Entenda como a queda de preços no mercado suinícola afeta o consumo e as exportações necessárias para ajustes internos
Suinocultura registra queda de preços e depende das exportações para ajuste interno

A semana foi marcada por recuo nos preços do suíno vivo e dos principais cortes de carne suína no atacado, refletindo um ambiente de consumo fragilizado no mercado doméstico. De acordo com Allan Maia, analista da Safras & Mercado, os frigoríficos mantêm postura cautelosa nas negociações do animal vivo, diante da dificuldade de reação da carne na ponta final da cadeia.
Segundo Maia, nem mesmo a entrada da massa salarial foi suficiente para gerar melhora consistente no consumo.

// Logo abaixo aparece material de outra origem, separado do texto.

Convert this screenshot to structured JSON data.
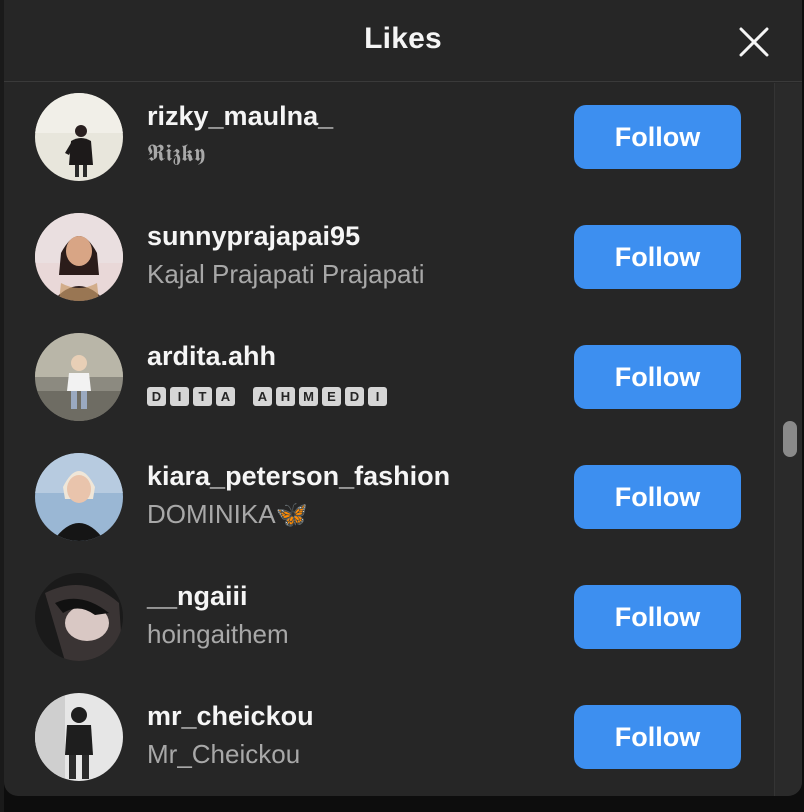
{
  "modal": {
    "title": "Likes",
    "close_icon": "close-x-icon"
  },
  "users": [
    {
      "username": "rizky_maulna_",
      "fullname": "𝕽𝖎𝖟𝖐𝖞",
      "button": "Follow"
    },
    {
      "username": "sunnyprajapai95",
      "fullname": "Kajal Prajapati Prajapati",
      "button": "Follow"
    },
    {
      "username": "ardita.ahh",
      "fullname": "DITA AHMEDI",
      "button": "Follow"
    },
    {
      "username": "kiara_peterson_fashion",
      "fullname": "DOMINIKA🦋",
      "button": "Follow"
    },
    {
      "username": "__ngaiii",
      "fullname": "hoingaithem",
      "button": "Follow"
    },
    {
      "username": "mr_cheickou",
      "fullname": "Mr_Cheickou",
      "button": "Follow"
    }
  ],
  "colors": {
    "background": "#262626",
    "follow_button": "#3d8ff0",
    "primary_text": "#f5f5f5",
    "secondary_text": "#a8a8a8"
  }
}
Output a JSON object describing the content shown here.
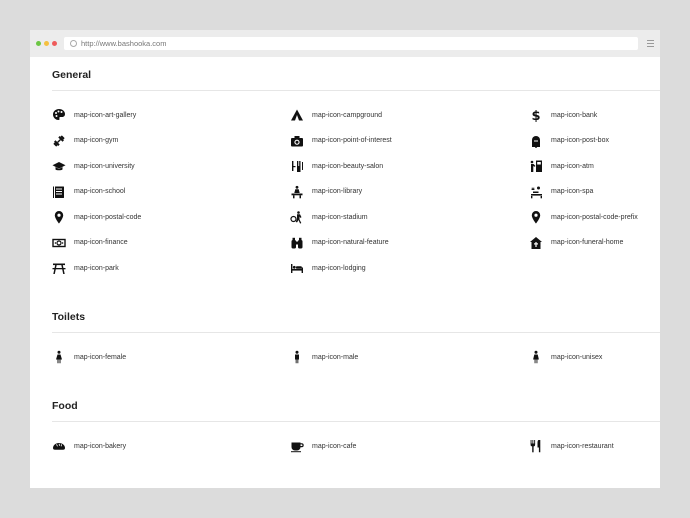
{
  "browser": {
    "url": "http://www.bashooka.com"
  },
  "sections": {
    "general": {
      "title": "General",
      "items": [
        {
          "label": "map-icon-art-gallery",
          "icon": "palette-icon"
        },
        {
          "label": "map-icon-campground",
          "icon": "tent-icon"
        },
        {
          "label": "map-icon-bank",
          "icon": "dollar-icon"
        },
        {
          "label": "map-icon-gym",
          "icon": "dumbbell-icon"
        },
        {
          "label": "map-icon-point-of-interest",
          "icon": "camera-icon"
        },
        {
          "label": "map-icon-post-box",
          "icon": "mailbox-icon"
        },
        {
          "label": "map-icon-university",
          "icon": "graduation-cap-icon"
        },
        {
          "label": "map-icon-beauty-salon",
          "icon": "beauty-icon"
        },
        {
          "label": "map-icon-atm",
          "icon": "atm-icon"
        },
        {
          "label": "map-icon-school",
          "icon": "notebook-icon"
        },
        {
          "label": "map-icon-library",
          "icon": "library-icon"
        },
        {
          "label": "map-icon-spa",
          "icon": "spa-icon"
        },
        {
          "label": "map-icon-postal-code",
          "icon": "pin-icon"
        },
        {
          "label": "map-icon-stadium",
          "icon": "stadium-icon"
        },
        {
          "label": "map-icon-postal-code-prefix",
          "icon": "pin-icon"
        },
        {
          "label": "map-icon-finance",
          "icon": "banknote-icon"
        },
        {
          "label": "map-icon-natural-feature",
          "icon": "binoculars-icon"
        },
        {
          "label": "map-icon-funeral-home",
          "icon": "funeral-home-icon"
        },
        {
          "label": "map-icon-park",
          "icon": "picnic-table-icon"
        },
        {
          "label": "map-icon-lodging",
          "icon": "bed-icon"
        }
      ]
    },
    "toilets": {
      "title": "Toilets",
      "items": [
        {
          "label": "map-icon-female",
          "icon": "female-icon"
        },
        {
          "label": "map-icon-male",
          "icon": "male-icon"
        },
        {
          "label": "map-icon-unisex",
          "icon": "unisex-icon"
        }
      ]
    },
    "food": {
      "title": "Food",
      "items": [
        {
          "label": "map-icon-bakery",
          "icon": "bread-icon"
        },
        {
          "label": "map-icon-cafe",
          "icon": "cup-icon"
        },
        {
          "label": "map-icon-restaurant",
          "icon": "cutlery-icon"
        }
      ]
    }
  }
}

Ele destaca que, no varejo, o movimento de queda de preços ocorreu apenas de forma pontual nas últimas semanas, afetando negativamente o ritmo de escoamento dos cortes. O cenário é agravado pelas temperaturas elevadas e pela competitividade da carne de frango, cujos preços também estão pressionados, reduzindo a atratividade da carne suína ao consumidor.
Preços no mercado interno seguem pressionados
Levantamento da Safras & Mercado mostra que a média do preço do quilo do suíno vivo no país caiu de R$ 6,73 para R$ 6,67 na semana. No atacado, o pernil apresentou média de R$ 11,96, enquanto a carcaça foi negociada a R$ 10,33. Em São Paulo, a arroba suína manteve-se em R$ 131,00.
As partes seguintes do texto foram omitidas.